# VIA® VT1705 Audio Codec didn't works on Windows 8



## indroax (Apr 17, 2012)

Assallmualaikum...
Hey everyone,my Audio (VIA® VT1705 Audio Codec) from Asrock G31M-VS2 didn't works on windows 8...although the volume icon is white,,
I've download the latest driver on VIA website..and use the Asrock's CD Driver...its didn't works as well  

can someone know how to fix it??


Thx


----------



## Joseph Schwend (Apr 18, 2012)

I'm having the same problem.

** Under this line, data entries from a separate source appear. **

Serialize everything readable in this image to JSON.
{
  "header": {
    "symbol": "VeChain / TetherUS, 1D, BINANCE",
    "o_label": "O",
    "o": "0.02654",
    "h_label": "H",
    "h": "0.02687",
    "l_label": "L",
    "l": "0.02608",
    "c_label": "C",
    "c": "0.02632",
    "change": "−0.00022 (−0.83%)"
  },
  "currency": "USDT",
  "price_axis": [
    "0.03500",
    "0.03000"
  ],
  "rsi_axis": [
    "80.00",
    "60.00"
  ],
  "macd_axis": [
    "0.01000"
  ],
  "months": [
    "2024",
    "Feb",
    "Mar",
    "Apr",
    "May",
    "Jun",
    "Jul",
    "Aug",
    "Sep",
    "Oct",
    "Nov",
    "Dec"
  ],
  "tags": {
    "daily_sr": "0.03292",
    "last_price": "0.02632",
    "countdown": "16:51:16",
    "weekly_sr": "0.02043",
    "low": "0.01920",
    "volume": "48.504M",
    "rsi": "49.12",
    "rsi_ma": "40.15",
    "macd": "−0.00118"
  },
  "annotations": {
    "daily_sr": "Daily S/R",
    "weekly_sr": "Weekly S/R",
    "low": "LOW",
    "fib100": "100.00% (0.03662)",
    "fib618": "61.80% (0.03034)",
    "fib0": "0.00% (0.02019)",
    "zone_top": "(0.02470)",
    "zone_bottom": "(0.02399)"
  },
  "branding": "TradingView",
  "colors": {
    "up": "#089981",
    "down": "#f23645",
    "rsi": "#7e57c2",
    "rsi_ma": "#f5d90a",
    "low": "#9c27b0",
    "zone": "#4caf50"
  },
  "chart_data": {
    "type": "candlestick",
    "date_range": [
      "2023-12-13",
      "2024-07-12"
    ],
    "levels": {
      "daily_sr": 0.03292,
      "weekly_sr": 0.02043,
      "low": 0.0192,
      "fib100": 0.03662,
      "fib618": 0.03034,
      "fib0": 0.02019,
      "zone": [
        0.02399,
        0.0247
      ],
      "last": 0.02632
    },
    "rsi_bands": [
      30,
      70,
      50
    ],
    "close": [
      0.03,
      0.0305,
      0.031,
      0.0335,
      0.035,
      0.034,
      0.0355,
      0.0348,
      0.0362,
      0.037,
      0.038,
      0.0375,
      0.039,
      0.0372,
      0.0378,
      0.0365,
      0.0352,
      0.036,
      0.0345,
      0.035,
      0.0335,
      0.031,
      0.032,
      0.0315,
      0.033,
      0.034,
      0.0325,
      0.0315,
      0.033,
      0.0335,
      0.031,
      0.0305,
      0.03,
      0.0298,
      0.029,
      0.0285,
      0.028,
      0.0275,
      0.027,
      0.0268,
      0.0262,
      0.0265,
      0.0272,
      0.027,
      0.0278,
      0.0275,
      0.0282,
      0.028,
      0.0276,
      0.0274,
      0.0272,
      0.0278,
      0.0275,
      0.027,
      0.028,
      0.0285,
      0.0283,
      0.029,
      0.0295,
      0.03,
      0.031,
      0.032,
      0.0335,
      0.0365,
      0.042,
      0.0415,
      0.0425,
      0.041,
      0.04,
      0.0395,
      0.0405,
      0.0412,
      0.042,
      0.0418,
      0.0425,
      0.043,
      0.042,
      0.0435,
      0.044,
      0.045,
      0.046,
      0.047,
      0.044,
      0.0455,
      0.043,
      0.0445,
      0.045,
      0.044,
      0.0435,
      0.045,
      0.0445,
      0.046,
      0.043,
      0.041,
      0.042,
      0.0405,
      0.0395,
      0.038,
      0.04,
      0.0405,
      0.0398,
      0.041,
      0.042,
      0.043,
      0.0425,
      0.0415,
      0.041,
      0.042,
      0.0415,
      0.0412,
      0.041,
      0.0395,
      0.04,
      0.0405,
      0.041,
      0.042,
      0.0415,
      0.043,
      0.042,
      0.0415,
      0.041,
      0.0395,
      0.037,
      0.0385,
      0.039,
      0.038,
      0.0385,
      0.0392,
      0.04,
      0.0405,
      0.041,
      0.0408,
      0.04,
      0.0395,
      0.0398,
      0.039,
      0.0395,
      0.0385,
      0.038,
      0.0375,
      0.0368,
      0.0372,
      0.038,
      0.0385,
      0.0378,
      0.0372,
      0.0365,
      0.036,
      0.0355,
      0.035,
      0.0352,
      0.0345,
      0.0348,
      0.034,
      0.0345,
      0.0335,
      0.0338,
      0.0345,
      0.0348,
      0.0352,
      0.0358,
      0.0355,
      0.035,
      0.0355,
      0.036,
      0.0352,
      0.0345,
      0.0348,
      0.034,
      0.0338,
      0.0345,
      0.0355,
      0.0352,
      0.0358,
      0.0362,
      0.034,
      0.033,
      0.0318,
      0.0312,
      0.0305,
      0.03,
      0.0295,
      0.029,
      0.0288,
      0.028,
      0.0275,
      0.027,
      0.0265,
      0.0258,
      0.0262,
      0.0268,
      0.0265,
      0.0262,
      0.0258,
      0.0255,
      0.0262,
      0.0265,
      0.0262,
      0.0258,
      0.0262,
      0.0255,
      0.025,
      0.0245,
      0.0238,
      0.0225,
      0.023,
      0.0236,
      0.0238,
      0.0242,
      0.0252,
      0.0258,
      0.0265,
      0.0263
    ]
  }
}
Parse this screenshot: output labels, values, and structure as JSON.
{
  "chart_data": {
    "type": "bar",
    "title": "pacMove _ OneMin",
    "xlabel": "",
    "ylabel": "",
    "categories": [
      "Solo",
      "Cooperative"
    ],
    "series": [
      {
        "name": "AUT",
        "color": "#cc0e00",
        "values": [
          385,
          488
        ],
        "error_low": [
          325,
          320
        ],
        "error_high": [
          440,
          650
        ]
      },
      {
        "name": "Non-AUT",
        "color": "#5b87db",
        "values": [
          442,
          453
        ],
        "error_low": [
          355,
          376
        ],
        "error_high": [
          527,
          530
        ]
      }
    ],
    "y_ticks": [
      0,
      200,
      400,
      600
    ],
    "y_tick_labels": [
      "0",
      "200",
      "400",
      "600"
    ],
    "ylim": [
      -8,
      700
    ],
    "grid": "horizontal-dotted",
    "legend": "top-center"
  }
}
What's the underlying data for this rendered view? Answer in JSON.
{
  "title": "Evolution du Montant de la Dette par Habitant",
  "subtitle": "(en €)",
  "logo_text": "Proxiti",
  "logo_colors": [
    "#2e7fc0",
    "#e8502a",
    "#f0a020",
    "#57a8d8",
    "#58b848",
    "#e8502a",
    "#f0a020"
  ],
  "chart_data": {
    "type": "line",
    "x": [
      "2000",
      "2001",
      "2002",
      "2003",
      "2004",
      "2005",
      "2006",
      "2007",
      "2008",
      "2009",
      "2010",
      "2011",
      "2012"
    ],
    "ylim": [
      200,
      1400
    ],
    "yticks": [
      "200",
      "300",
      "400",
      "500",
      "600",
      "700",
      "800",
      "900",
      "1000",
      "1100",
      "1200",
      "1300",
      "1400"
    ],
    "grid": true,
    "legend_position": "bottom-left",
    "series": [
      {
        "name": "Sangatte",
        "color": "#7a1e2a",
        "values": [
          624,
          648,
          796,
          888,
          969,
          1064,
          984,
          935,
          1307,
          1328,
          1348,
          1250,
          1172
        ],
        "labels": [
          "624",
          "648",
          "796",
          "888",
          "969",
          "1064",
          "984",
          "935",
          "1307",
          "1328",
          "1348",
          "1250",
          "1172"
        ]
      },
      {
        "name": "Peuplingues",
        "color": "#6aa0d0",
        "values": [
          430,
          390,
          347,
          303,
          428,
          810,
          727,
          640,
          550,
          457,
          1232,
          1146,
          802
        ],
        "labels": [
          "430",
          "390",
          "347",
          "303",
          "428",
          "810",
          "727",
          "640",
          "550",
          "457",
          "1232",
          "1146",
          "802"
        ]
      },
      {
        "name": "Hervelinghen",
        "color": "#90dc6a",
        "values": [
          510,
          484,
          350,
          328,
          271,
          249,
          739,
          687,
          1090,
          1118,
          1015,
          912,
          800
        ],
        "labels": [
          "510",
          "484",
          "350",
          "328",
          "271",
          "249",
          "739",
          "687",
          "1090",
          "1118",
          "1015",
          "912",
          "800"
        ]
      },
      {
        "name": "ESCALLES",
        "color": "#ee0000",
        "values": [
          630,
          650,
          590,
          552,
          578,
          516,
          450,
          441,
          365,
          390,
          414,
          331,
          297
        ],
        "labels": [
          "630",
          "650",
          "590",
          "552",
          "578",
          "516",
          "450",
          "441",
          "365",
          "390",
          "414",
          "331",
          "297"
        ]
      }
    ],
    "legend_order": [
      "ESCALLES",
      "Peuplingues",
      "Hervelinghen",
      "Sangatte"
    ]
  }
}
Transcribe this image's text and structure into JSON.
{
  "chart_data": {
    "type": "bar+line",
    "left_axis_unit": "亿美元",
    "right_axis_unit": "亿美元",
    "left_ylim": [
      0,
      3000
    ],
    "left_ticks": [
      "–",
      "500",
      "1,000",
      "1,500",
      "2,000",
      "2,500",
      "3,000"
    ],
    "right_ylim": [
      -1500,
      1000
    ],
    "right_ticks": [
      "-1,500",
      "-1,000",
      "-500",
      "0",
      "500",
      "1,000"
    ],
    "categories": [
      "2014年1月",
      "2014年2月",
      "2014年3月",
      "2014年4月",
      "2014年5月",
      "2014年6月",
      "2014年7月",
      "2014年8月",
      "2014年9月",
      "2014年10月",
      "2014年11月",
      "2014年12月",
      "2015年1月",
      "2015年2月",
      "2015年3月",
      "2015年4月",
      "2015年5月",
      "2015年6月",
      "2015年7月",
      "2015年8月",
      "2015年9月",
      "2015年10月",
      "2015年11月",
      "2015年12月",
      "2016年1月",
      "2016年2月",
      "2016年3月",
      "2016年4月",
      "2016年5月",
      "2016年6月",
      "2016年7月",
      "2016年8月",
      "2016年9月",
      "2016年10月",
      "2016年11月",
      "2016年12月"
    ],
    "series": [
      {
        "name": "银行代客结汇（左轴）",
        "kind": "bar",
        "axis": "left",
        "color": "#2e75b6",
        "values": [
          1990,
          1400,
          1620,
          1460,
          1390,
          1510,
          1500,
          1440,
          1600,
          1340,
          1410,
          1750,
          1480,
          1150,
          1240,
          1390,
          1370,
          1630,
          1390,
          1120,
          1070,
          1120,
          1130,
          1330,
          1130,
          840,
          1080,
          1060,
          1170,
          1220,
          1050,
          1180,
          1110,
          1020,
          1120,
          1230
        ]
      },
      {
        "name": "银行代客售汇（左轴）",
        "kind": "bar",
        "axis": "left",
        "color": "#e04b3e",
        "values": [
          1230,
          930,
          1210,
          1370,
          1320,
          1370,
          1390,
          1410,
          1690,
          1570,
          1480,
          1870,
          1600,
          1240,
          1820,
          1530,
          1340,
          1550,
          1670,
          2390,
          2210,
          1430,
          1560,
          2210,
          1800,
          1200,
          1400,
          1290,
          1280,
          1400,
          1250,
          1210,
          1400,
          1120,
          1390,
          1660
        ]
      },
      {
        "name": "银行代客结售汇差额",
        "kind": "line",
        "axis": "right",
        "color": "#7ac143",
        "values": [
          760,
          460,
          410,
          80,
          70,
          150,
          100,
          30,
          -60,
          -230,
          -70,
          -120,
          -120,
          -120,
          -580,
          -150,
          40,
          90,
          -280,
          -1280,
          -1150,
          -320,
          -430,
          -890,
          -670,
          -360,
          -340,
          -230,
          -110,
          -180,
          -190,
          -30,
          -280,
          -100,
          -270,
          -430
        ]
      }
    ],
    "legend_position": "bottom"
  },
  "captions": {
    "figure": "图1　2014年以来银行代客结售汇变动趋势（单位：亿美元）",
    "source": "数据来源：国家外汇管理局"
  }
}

Sound works fine in Windows 7 and Win XP Please someone help (I know it's probably something easy?), but I'm stumped?


----------



## paulthac (May 8, 2012)

Hi the official word from via after a couple of emails to taiwan is that "windows 8 has not been officially released yet and the new drivers are currentlly under testing....please contact your motherboard (asrock in my case) for the latest drivers". If i hear any more i'll let you know


----------



## Jupiter2 (May 16, 2012)

Windows 8 Preview is just for testing and should not be used as a replacement operating system. When the full version becomes available, you will have to do a new install, you won't be able to upgrade to the full version.

I doubt that any manufacturer has drivers available for release other than beta versions, if you're lucky.


----------